The final parcel has been a subject of intense controversy ever since a warehouse on the site went up in a seven-alarm blaze in February of 2015. Friends of Bushwick Inlet Park, a group of community members and local politicians, insisted that the city fulfill its promise to acquire the land and touched off a series of protests that, at various times, involved a countdown clock, a campout, a flash mob, and even a faux funeral.
The city initially offered $100 million for the property, but its owner, Norman Brodsky, described that as “low ball” and put the parcel up for auction with the belief that he might get $250 million for it.
Today, Brodsky tweeted this:
It’s done Williamsburg has its park
— Norm Brodsky (@NormBrodsky) November 22, 2016
In a statement, Mayor de Blasio touted the “fair agreement” and said, “Our administration keeps its promises. When we commit to building a new park or a new school in a growing community, we deliver. We look forward to working with local officials, activists and residents as we design and build a Bushwick Inlet Park we can all be proud of.”
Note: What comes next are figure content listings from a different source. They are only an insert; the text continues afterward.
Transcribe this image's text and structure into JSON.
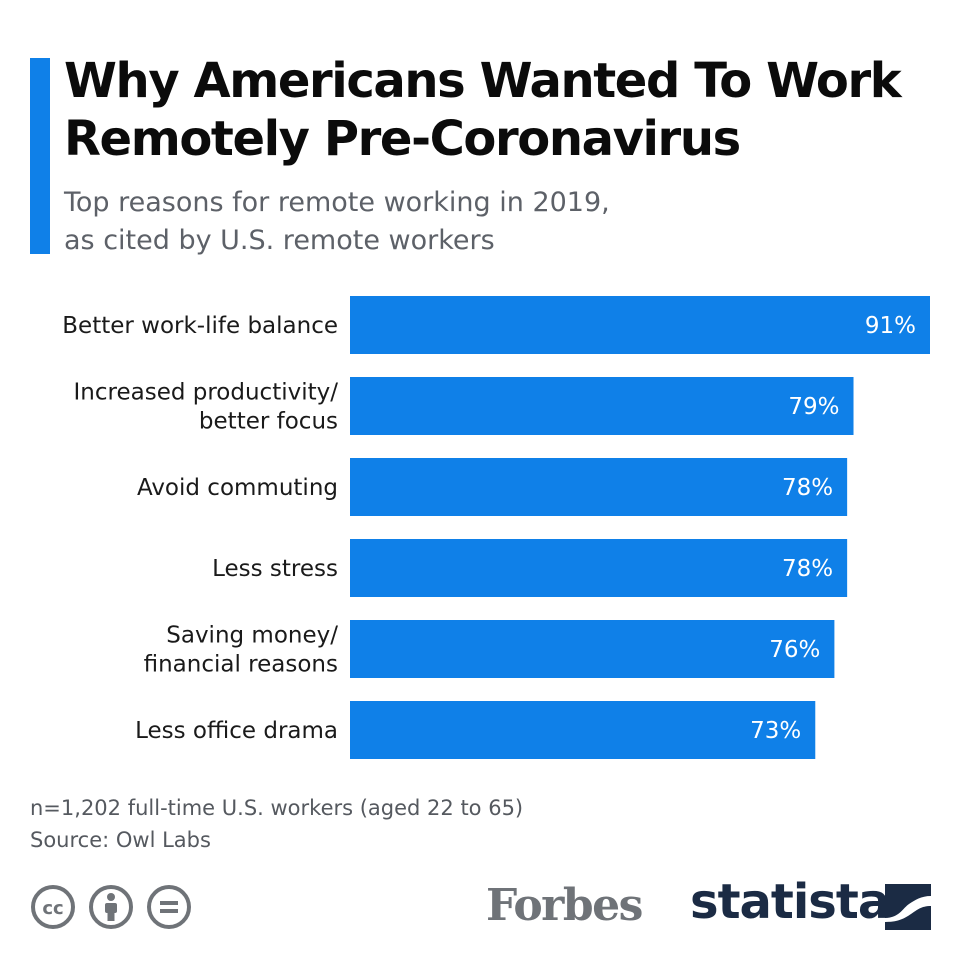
{
  "title": "Why Americans Wanted To Work Remotely Pre-Coronavirus",
  "title_lines": [
    "Why Americans Wanted To Work",
    "Remotely Pre-Coronavirus"
  ],
  "subtitle_lines": [
    "Top reasons for remote working in 2019,",
    "as cited by U.S. remote workers"
  ],
  "colors": {
    "accent": "#0f80e8",
    "bar": "#0f80e8",
    "bar_label": "#ffffff",
    "text": "#1a1a1a",
    "muted": "#5d6168",
    "brand_dark": "#1b2b44",
    "forbes_gray": "#6f7378"
  },
  "chart_data": {
    "type": "bar",
    "orientation": "horizontal",
    "categories": [
      [
        "Better work-life balance"
      ],
      [
        "Increased productivity/",
        "better focus"
      ],
      [
        "Avoid commuting"
      ],
      [
        "Less stress"
      ],
      [
        "Saving money/",
        "financial reasons"
      ],
      [
        "Less office drama"
      ]
    ],
    "values": [
      91,
      79,
      78,
      78,
      76,
      73
    ],
    "value_labels": [
      "91%",
      "79%",
      "78%",
      "78%",
      "76%",
      "73%"
    ],
    "xlim": [
      0,
      91
    ],
    "grid": false,
    "legend": "none"
  },
  "notes": [
    "n=1,202 full-time U.S. workers (aged 22 to 65)",
    "Source: Owl Labs"
  ],
  "footer": {
    "license_icons": [
      "cc-icon",
      "by-attribution-icon",
      "nd-equals-icon"
    ],
    "forbes_logo_text": "Forbes",
    "statista_logo_text": "statista",
    "statista_icon": "statista-mark-icon"
  }
}
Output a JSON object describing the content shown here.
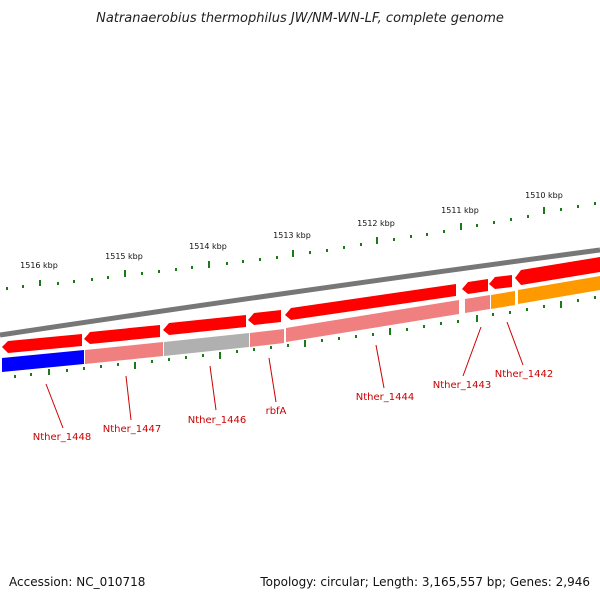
{
  "title": "Natranaerobius thermophilus JW/NM-WN-LF, complete genome",
  "accession": "Accession: NC_010718",
  "topology": "Topology: circular; Length: 3,165,557 bp; Genes: 2,946",
  "ruler": {
    "labels": [
      "1516 kbp",
      "1515 kbp",
      "1514 kbp",
      "1513 kbp",
      "1512 kbp",
      "1511 kbp",
      "1510 kbp"
    ]
  },
  "genes": {
    "labels": [
      "Nther_1448",
      "Nther_1447",
      "Nther_1446",
      "rbfA",
      "Nther_1444",
      "Nther_1443",
      "Nther_1442"
    ]
  },
  "colors": {
    "backbone": "#808080",
    "forward_feature": "#ff0000",
    "cds_blue": "#0000ff",
    "cds_pink": "#f08080",
    "cds_grey": "#b0b0b0",
    "cds_orange": "#ff9900",
    "tick": "#1a7a1a",
    "label": "#cc0000"
  }
}
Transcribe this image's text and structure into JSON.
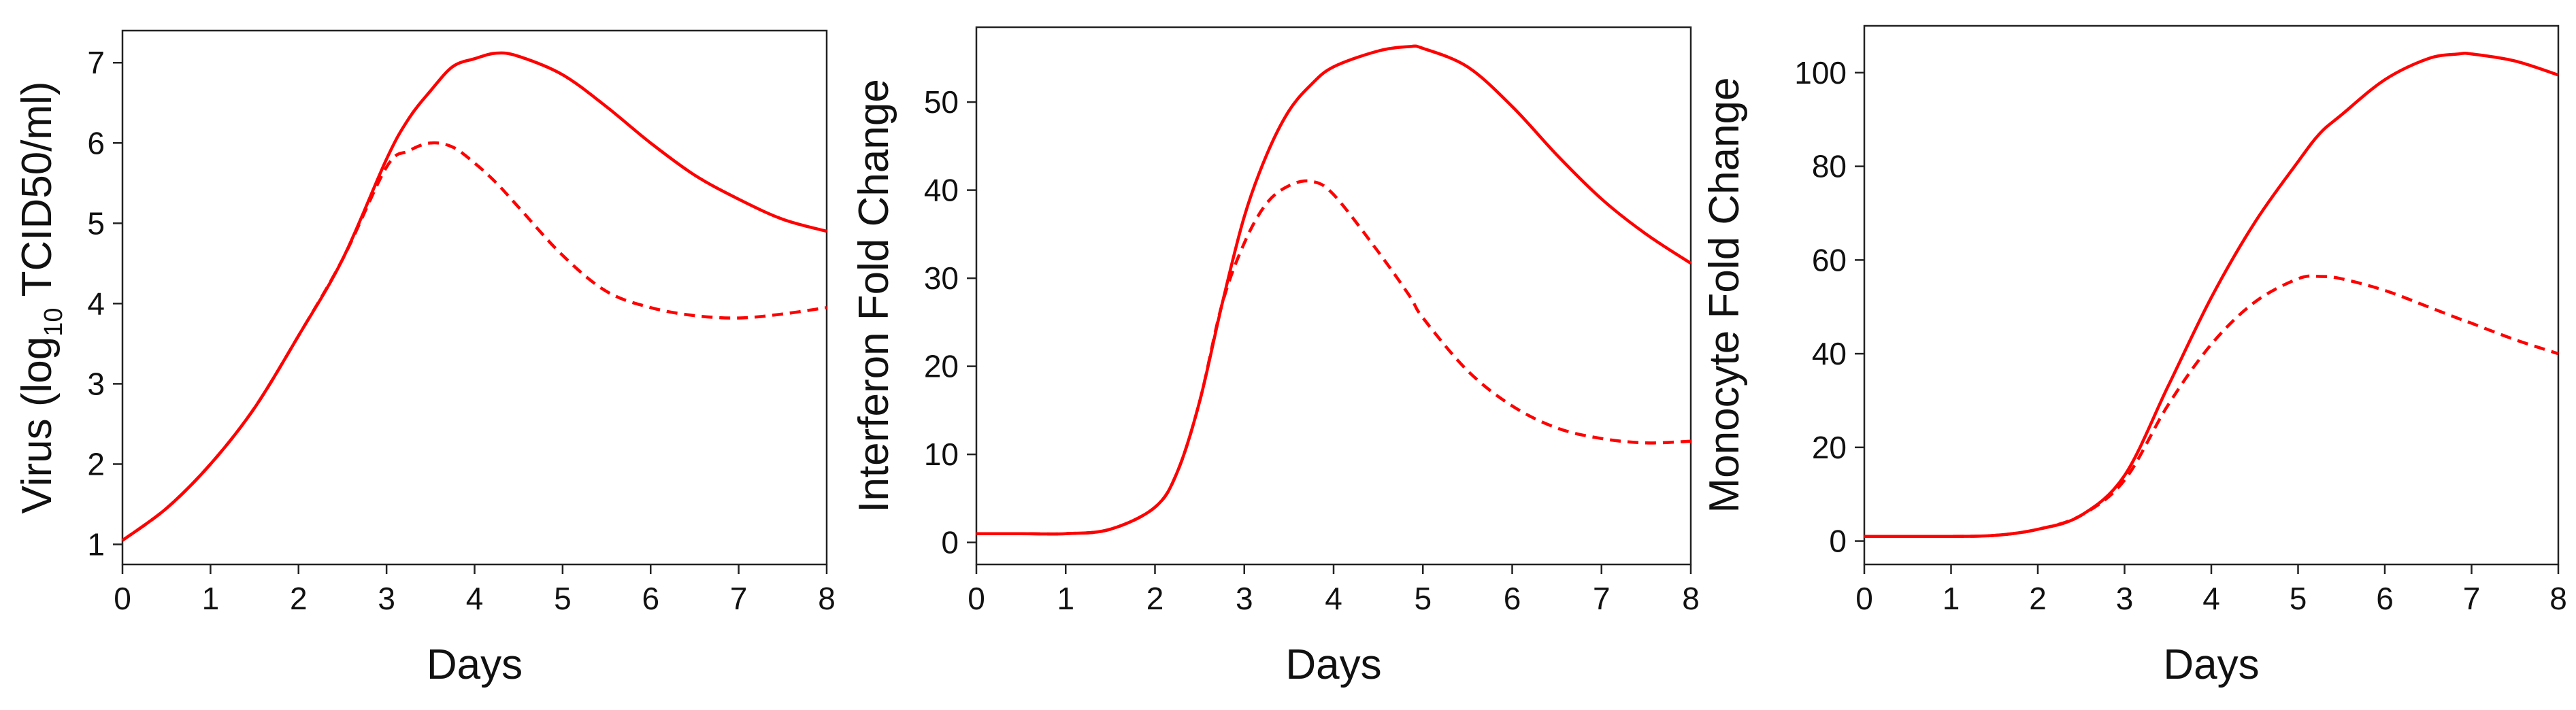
{
  "chart_data": [
    {
      "type": "line",
      "xlabel": "Days",
      "ylabel": "Virus (log10 TCID50/ml)",
      "ylabel_parts": {
        "pre": "Virus (log",
        "sub": "10",
        "post": " TCID50/ml)"
      },
      "xlim": [
        0,
        8
      ],
      "ylim": [
        0.75,
        7.4
      ],
      "xticks": [
        0,
        1,
        2,
        3,
        4,
        5,
        6,
        7,
        8
      ],
      "yticks": [
        1,
        2,
        3,
        4,
        5,
        6,
        7
      ],
      "grid": false,
      "color": "#ff0000",
      "x": [
        0,
        0.5,
        1,
        1.5,
        2,
        2.5,
        3,
        3.25,
        3.5,
        3.75,
        4,
        4.25,
        4.5,
        5,
        5.5,
        6,
        6.5,
        7,
        7.5,
        8
      ],
      "series": [
        {
          "style": "solid",
          "values": [
            1.05,
            1.45,
            2.0,
            2.7,
            3.6,
            4.55,
            5.8,
            6.3,
            6.65,
            6.95,
            7.05,
            7.12,
            7.08,
            6.85,
            6.45,
            6.0,
            5.6,
            5.3,
            5.05,
            4.9
          ]
        },
        {
          "style": "dashed",
          "values": [
            1.05,
            1.45,
            2.0,
            2.7,
            3.6,
            4.55,
            5.7,
            5.9,
            6.0,
            5.95,
            5.75,
            5.5,
            5.2,
            4.6,
            4.15,
            3.95,
            3.85,
            3.82,
            3.87,
            3.95
          ]
        }
      ]
    },
    {
      "type": "line",
      "xlabel": "Days",
      "ylabel": "Interferon Fold Change",
      "xlim": [
        0,
        8
      ],
      "ylim": [
        -2.5,
        58.5
      ],
      "xticks": [
        0,
        1,
        2,
        3,
        4,
        5,
        6,
        7,
        8
      ],
      "yticks": [
        0,
        10,
        20,
        30,
        40,
        50
      ],
      "grid": false,
      "color": "#ff0000",
      "x": [
        0,
        0.5,
        1,
        1.5,
        2,
        2.25,
        2.5,
        2.75,
        3,
        3.25,
        3.5,
        3.75,
        4,
        4.5,
        4.85,
        5,
        5.5,
        6,
        6.5,
        7,
        7.5,
        8
      ],
      "series": [
        {
          "style": "solid",
          "values": [
            1,
            1,
            1,
            1.5,
            4,
            8,
            16,
            27,
            37,
            44,
            49,
            52,
            54,
            55.8,
            56.3,
            56.1,
            54,
            49.5,
            44,
            39,
            35,
            31.7
          ]
        },
        {
          "style": "dashed",
          "values": [
            1,
            1,
            1,
            1.5,
            4,
            8,
            16,
            27,
            34,
            38.5,
            40.5,
            41,
            39.5,
            33,
            28,
            25.5,
            19.5,
            15.5,
            13,
            11.8,
            11.3,
            11.5
          ]
        }
      ]
    },
    {
      "type": "line",
      "xlabel": "Days",
      "ylabel": "Monocyte Fold Change",
      "xlim": [
        0,
        8
      ],
      "ylim": [
        -5,
        110
      ],
      "xticks": [
        0,
        1,
        2,
        3,
        4,
        5,
        6,
        7,
        8
      ],
      "yticks": [
        0,
        20,
        40,
        60,
        80,
        100
      ],
      "grid": false,
      "color": "#ff0000",
      "x": [
        0,
        0.5,
        1,
        1.5,
        2,
        2.5,
        3,
        3.5,
        4,
        4.5,
        5,
        5.25,
        5.5,
        6,
        6.5,
        6.85,
        7,
        7.5,
        8
      ],
      "series": [
        {
          "style": "solid",
          "values": [
            1,
            1,
            1,
            1.2,
            2.5,
            5.5,
            14,
            33,
            52,
            68,
            81,
            87,
            91,
            98.5,
            103,
            104,
            104,
            102.5,
            99.5
          ]
        },
        {
          "style": "dashed",
          "values": [
            1,
            1,
            1,
            1.2,
            2.5,
            5.5,
            13,
            29,
            42,
            51,
            56,
            56.5,
            56,
            53.5,
            50,
            47.5,
            46.5,
            43,
            40
          ]
        }
      ]
    }
  ]
}
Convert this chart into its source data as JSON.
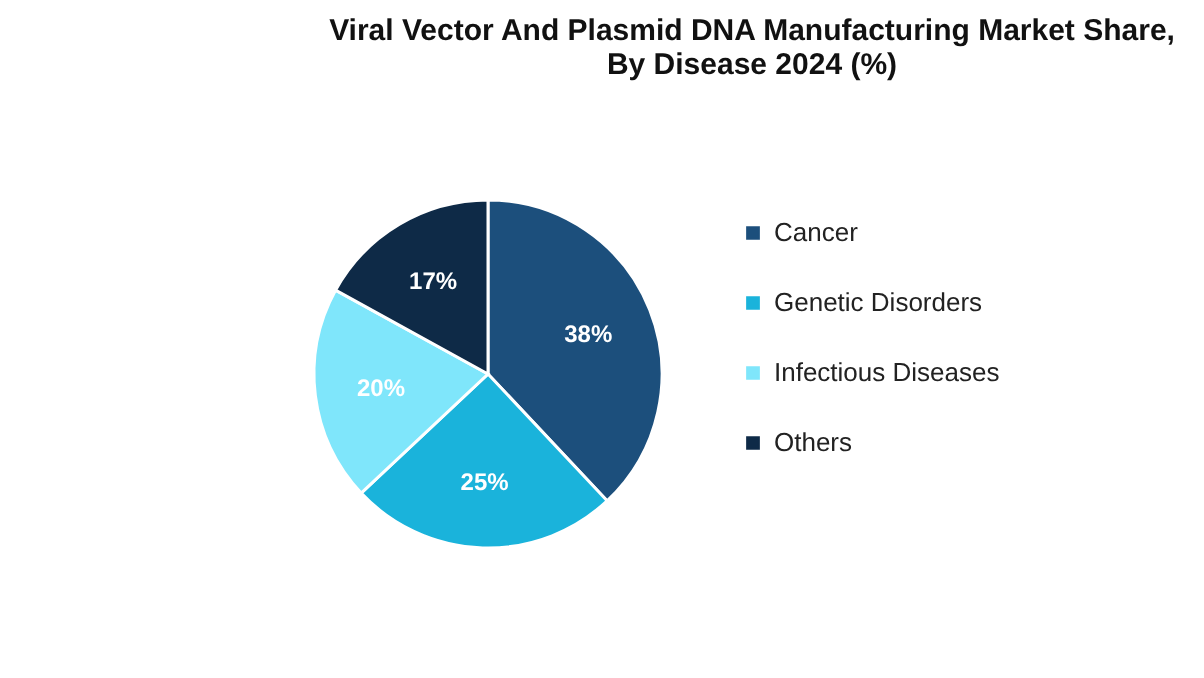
{
  "chart_data": {
    "type": "pie",
    "title": "Viral Vector And Plasmid DNA Manufacturing Market Share, By Disease 2024 (%)",
    "categories": [
      "Cancer",
      "Genetic Disorders",
      "Infectious Diseases",
      "Others"
    ],
    "values": [
      38,
      25,
      20,
      17
    ],
    "colors": [
      "#1c4f7c",
      "#1ab3db",
      "#7fe6fb",
      "#0e2a47"
    ],
    "value_labels": [
      "38%",
      "25%",
      "20%",
      "17%"
    ],
    "legend": "right"
  }
}
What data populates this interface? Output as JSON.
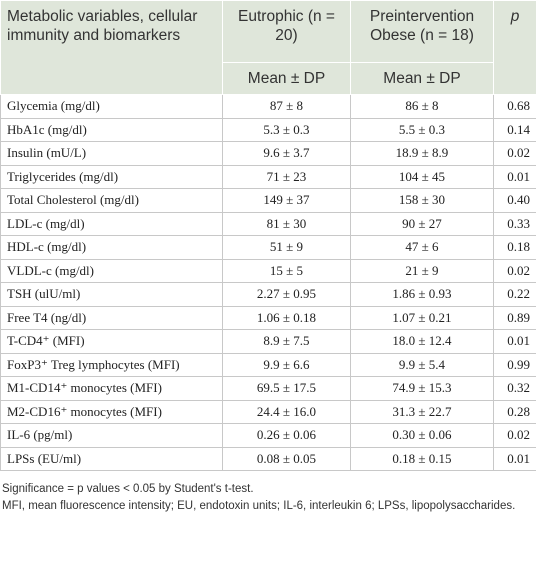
{
  "table": {
    "header": [
      "Metabolic variables, cellular immunity and biomarkers",
      "Eutrophic (n = 20)",
      "Preintervention Obese (n = 18)",
      "p"
    ],
    "subheader": [
      "Mean ± DP",
      "Mean ± DP"
    ],
    "rows": [
      [
        "Glycemia (mg/dl)",
        "87 ± 8",
        "86 ± 8",
        "0.68"
      ],
      [
        "HbA1c (mg/dl)",
        "5.3 ± 0.3",
        "5.5 ± 0.3",
        "0.14"
      ],
      [
        "Insulin (mU/L)",
        "9.6 ± 3.7",
        "18.9 ± 8.9",
        "0.02"
      ],
      [
        "Triglycerides (mg/dl)",
        "71 ± 23",
        "104 ± 45",
        "0.01"
      ],
      [
        "Total Cholesterol (mg/dl)",
        "149 ± 37",
        "158 ± 30",
        "0.40"
      ],
      [
        "LDL-c (mg/dl)",
        "81 ± 30",
        "90 ± 27",
        "0.33"
      ],
      [
        "HDL-c (mg/dl)",
        "51 ± 9",
        "47 ± 6",
        "0.18"
      ],
      [
        "VLDL-c (mg/dl)",
        "15 ± 5",
        "21 ± 9",
        "0.02"
      ],
      [
        "TSH (ulU/ml)",
        "2.27 ± 0.95",
        "1.86 ± 0.93",
        "0.22"
      ],
      [
        "Free T4 (ng/dl)",
        "1.06 ± 0.18",
        "1.07 ± 0.21",
        "0.89"
      ],
      [
        "T-CD4⁺ (MFI)",
        "8.9 ± 7.5",
        "18.0 ± 12.4",
        "0.01"
      ],
      [
        "FoxP3⁺ Treg lymphocytes (MFI)",
        "9.9 ± 6.6",
        "9.9 ± 5.4",
        "0.99"
      ],
      [
        "M1-CD14⁺ monocytes (MFI)",
        "69.5 ± 17.5",
        "74.9 ± 15.3",
        "0.32"
      ],
      [
        "M2-CD16⁺ monocytes (MFI)",
        "24.4 ± 16.0",
        "31.3 ± 22.7",
        "0.28"
      ],
      [
        "IL-6 (pg/ml)",
        "0.26 ± 0.06",
        "0.30 ± 0.06",
        "0.02"
      ],
      [
        "LPSs (EU/ml)",
        "0.08 ± 0.05",
        "0.18 ± 0.15",
        "0.01"
      ]
    ]
  },
  "footnotes": [
    "Significance = p values < 0.05 by Student's t-test.",
    "MFI, mean fluorescence intensity; EU, endotoxin units; IL-6, interleukin 6; LPSs, lipopolysaccharides."
  ]
}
Friends of Bushwick Inlet Park, which had criticized de Blasio for being slow to assure North Brooklyn residents that the parkland would be acquired, applauded him in a statement released today. Congresswoman Carolyn Maloney, Borough President Eric Adams, Deputy Borough President Diana Reyna, State Senators Daniel Squadron and Martin Dilan, Councilmember Antonio Reynoso, and Public Advocate Letitia James were also named as people “who worked so hard to keep the City honest.”
We kept our promise: Today, NYC is better & fairer with purchase of land to complete Bushwick Inlet Park.
— Bill de Blasio (@NYCMayor) November 22, 2016
Borough President Adams described today as “a truly momentous day for the residents of Greenpoint and Williamsburg.”
Squadron, who had introduced a bill that would allow the state to acquire the park via imminent domain, said in a statement, “I look forward to working with the community and my colleagues as we move Bushwick Inlet Park forward, and build that long-promised expansion of our Harbor Park — a Central Park for the center of our city.”
City Council member Stephen Levin, who fought to bring the parkland to his district, announced that he was “beyond overjoyed” that “long after we are gone, a completed Bushwick Inlet Park will continue to serve the community and bring joy to the residents of Williamsburg and Greenpoint.” He thanked Brodsky for “coming to the table and ending this saga on a positive note.”